Maine Voters Approve Medicaid Expansion, a Rebuke of Gov. LePage


Volunteers met within the Maine People’s Alliance office before going door to door to urge voters to back Medicaid expansion in Bangor, Me., in October.

Sarah Rice for The brand-new York Times

Voters in Maine approved a ballot measure on Tuesday to allow many more low-income residents to qualify for Medicaid coverage under the Affordable Care Act, The Associated Press said. The vote was a rebuke of Gov. Paul LePage, a Republican who has repeatedly vetoed legislation to expand Medicaid.

At least 80,000 additional Maine residents will become eligible for Medicaid as a result of the referendum.
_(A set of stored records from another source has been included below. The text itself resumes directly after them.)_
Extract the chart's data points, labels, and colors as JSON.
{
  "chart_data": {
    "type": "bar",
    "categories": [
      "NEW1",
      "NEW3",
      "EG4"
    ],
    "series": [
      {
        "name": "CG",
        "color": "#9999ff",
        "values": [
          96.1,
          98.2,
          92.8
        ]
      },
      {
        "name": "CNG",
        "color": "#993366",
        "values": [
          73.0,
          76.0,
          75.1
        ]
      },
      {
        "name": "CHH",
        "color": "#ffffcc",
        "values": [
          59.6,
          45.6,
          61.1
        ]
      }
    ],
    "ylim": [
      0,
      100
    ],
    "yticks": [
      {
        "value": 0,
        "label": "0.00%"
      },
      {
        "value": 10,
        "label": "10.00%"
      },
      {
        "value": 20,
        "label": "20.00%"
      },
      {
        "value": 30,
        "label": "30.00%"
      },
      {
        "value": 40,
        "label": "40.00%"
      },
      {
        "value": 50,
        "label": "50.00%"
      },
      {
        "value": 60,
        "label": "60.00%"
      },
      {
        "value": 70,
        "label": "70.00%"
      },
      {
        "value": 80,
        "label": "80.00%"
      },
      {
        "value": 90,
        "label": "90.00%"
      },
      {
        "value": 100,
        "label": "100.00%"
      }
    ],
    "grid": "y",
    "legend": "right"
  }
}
Maine will be the 32nd state to expand the program under the health law, nevertheless the first where voters, not governors or legislators, decided the issue. different states whose leaders have resisted expanding the program were closely watching the campaign, particularly Utah as well as Idaho, where newly formed committees are working to get Medicaid expansion on next year’s ballots.

Supporters, including advocacy groups in which collected enough signatures to get the question on the ballot, said the measure might help financially fragile rural hospitals, create jobs as well as provide care for vulnerable people who have long gone without.

Mr. LePage as well as different opponents, including several Republicans within the state Legislature, said Medicaid expansion might burden the taxpayers as well as the state budget, as well as described the item as a form of welfare.


Supporters of Medicaid expansion celebrated their victory on Tuesday in Portland, Maine.

Robert F. Bukaty/Associated Press

“The truth will be in which Medicaid expansion will just give able-bodied adults free health care,” Mr. LePage said in a recent radio address. “We don’t mind helping people get health care, nevertheless the item should not be free. ‘Free’ will be very expensive to somebody.”

The pro-expansion side may have benefited coming from energized public support for government health programs in a year when President Trump as well as Republicans in Congress tried repeatedly to repeal the Affordable Care Act as well as cut spending on Medicaid, which covers one in 5 Americans. Senator Susan Collins of Maine, one of the few Republicans who firmly opposed the repeal efforts, has been an outspoken defender of Medicaid, although she did not take a position on the ballot question.